An audience with man who discovered Oasis

   

HE PUT out the first single by The Jesus and Mary Chain, signed the likes of Teenage Fanclub, My Bloody Valentine and Primal Scream and has managed the likes of Happy Mondays, Black Grape and Glasvegas. But Alan McGee will always be best known for discovering Oasis.

TALKING HEAD – Alan McGee will be appearing at the Fiery Bird

“I’m just a music fan, although, compared with most, I’ve probably got it right more times than I ever got it wrong,” says the co-founder of the Creation Records label.

“But you learn more from failure,” adds the 58-year-old from East Kilbride. And I was never an overnight success. People might think I was, but I was doing Creation for 10 years before Oasis, you know.”

He’ll be discussing it all on Saturday 30 November at the Fiery Bird in Woking in An Evening with Alan McGee, for which the blurb describes him as “Scottish businessman, music industry executive, record label owner, musician, manager, and The Guardian music blogger”.

“That’s because I’m old and I’ve been around a bit, y’know,” he says.

His success has made him a rich man, but he always had a love of music at the heart of his projects, releasing material by bands like Felt, The Pastels and The Weather Prophets as well as the more famous names.
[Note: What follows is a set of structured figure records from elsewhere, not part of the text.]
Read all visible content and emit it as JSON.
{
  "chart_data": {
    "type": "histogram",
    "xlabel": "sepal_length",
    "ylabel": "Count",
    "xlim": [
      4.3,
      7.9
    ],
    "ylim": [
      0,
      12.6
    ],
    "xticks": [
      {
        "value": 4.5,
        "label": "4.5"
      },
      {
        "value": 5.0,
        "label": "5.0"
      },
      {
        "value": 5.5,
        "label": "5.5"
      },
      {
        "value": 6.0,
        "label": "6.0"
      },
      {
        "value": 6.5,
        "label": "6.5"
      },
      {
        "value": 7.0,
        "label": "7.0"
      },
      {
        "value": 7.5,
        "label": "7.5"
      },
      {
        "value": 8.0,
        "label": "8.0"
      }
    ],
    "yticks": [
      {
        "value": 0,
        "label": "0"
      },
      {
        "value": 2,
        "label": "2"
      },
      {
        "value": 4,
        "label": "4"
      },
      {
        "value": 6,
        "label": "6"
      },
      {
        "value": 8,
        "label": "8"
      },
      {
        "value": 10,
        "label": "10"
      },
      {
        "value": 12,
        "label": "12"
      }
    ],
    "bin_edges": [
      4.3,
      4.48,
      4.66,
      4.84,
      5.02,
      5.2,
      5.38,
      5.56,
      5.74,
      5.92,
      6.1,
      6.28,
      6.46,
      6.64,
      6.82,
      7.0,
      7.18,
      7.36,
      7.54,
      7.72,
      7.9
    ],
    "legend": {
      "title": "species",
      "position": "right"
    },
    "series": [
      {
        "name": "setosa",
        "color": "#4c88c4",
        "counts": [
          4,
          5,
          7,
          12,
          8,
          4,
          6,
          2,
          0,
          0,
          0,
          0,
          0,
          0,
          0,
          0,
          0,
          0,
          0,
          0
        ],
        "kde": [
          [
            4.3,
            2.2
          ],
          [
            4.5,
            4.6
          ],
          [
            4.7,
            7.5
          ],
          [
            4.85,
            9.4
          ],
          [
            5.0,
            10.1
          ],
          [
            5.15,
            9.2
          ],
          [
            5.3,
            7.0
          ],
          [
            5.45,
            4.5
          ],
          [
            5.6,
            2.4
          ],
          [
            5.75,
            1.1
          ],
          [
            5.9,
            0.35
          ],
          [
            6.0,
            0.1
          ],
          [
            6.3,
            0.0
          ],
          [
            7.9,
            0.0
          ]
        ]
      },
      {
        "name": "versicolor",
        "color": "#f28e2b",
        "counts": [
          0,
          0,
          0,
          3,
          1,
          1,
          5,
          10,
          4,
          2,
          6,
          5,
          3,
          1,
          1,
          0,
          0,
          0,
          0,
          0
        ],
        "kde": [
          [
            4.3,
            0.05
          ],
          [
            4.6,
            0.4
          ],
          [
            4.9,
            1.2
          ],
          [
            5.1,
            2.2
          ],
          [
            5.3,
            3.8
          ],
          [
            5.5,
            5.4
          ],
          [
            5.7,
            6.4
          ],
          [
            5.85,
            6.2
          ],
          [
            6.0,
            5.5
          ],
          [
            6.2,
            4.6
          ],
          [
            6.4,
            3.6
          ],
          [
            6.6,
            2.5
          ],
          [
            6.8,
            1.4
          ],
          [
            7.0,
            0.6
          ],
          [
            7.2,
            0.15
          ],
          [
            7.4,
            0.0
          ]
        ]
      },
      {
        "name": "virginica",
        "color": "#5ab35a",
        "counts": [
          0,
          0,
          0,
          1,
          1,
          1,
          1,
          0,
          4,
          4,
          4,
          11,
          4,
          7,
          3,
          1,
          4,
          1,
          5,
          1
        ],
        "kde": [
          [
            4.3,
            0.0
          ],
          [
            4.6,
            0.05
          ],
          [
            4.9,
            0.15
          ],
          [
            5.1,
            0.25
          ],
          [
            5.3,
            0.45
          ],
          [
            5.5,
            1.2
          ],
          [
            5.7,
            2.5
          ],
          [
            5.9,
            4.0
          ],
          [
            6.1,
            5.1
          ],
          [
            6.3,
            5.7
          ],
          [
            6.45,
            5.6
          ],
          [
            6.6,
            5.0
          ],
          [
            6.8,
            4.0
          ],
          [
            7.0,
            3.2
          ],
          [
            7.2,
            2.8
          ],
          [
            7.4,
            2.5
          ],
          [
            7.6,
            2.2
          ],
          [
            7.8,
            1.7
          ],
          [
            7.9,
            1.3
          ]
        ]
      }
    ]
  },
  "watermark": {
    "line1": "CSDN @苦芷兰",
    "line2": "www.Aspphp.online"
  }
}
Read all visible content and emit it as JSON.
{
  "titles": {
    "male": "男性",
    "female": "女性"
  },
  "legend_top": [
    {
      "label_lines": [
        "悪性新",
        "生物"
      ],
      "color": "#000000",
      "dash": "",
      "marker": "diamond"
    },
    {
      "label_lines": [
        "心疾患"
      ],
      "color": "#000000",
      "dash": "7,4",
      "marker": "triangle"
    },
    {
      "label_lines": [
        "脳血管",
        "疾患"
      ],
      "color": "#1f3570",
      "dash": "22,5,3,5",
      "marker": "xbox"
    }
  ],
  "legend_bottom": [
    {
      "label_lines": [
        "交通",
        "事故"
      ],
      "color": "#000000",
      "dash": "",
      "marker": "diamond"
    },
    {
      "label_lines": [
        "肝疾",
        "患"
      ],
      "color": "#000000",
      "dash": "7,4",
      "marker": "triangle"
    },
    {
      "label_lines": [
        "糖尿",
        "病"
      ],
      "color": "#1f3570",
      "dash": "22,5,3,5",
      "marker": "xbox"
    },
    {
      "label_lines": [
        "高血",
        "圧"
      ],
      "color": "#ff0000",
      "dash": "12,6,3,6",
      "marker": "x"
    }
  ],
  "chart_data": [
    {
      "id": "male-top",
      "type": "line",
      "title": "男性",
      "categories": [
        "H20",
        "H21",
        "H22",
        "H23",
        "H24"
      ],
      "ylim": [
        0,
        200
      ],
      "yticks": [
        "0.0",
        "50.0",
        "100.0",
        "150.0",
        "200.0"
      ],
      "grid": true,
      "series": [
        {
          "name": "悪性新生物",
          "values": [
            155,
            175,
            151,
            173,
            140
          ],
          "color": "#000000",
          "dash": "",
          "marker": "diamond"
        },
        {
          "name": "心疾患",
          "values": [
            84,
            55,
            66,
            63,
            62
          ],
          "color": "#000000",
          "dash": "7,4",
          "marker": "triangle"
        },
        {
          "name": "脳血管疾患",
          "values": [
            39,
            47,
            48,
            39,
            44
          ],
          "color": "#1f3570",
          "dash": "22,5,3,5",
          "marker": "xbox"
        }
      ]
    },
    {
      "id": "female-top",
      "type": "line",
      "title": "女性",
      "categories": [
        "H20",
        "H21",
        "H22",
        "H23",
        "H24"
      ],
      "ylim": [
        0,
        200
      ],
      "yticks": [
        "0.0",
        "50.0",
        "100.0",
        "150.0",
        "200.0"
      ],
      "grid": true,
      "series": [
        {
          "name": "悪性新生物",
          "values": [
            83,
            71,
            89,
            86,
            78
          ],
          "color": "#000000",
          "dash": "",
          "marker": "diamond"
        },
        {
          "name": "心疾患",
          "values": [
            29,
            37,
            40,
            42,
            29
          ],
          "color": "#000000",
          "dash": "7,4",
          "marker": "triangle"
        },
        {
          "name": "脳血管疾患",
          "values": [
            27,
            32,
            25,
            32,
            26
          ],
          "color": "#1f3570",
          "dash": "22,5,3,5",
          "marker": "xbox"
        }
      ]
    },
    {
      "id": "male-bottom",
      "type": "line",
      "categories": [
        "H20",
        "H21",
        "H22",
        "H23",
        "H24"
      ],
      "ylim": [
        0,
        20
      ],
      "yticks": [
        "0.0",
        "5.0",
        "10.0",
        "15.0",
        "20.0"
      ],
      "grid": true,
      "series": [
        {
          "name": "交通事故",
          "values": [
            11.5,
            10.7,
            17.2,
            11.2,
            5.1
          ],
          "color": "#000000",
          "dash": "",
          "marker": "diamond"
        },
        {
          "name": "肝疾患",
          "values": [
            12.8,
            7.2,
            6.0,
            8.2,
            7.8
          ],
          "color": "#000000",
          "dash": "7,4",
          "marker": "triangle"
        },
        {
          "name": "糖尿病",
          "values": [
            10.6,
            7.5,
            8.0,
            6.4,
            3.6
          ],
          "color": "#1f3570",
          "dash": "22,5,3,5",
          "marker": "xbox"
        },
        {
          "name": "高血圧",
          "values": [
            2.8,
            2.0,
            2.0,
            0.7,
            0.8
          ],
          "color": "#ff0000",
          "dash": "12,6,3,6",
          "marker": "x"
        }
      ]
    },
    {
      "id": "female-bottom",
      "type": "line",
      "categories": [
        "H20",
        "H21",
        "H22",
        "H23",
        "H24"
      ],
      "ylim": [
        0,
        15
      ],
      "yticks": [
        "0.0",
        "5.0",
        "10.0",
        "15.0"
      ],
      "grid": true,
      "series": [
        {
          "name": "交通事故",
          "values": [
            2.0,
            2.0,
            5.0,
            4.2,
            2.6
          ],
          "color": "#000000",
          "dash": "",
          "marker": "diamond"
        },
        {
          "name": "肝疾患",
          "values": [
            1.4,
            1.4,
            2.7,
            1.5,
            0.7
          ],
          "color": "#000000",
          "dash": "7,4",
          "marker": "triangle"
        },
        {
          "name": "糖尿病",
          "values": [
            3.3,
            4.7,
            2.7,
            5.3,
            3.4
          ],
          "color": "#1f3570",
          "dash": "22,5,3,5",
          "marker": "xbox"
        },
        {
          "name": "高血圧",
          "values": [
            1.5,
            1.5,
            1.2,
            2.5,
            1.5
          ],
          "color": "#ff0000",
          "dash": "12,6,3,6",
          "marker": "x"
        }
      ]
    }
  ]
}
“I did that because I loved the music,” he says. “I never worried about sales and whether something’s going to sell or not. I just put it out.”

And McGee continues to do his bit for music – even though he could easily just put his feet up. Last year he returned with Creation 23, a label specialising in seven-inch singles while also launching tracks across streaming services.

“It’s just another version of Creation,” he says. “I offered to put my pal’s band’s record out on a new label. I wasn’t going to call it Creation then I was just like, ‘McGee, you own the name, you are Creation’. I didn’t want to call it Creation Records because I thought it was disrespectful to Dick Green and Joe Foster who first founded it with me, so I changed it to Creation23.

“The important thing is that guitar music is good again, but the mainstream media don’t want guitar bands. That’s what I never saw coming. I’m putting these out because I love rock ’n’ roll.”

So, if you want to catch the next Oasis or Primal Scream while they’re young, snapping up singles by the likes of Rubber Jaw, Young Garbo and Juggs on Creation23 would be a good start.

In the meantime, you could pick up some musical tips from the man himself at An Evening With Alan McGee at the Fiery Bird later this month.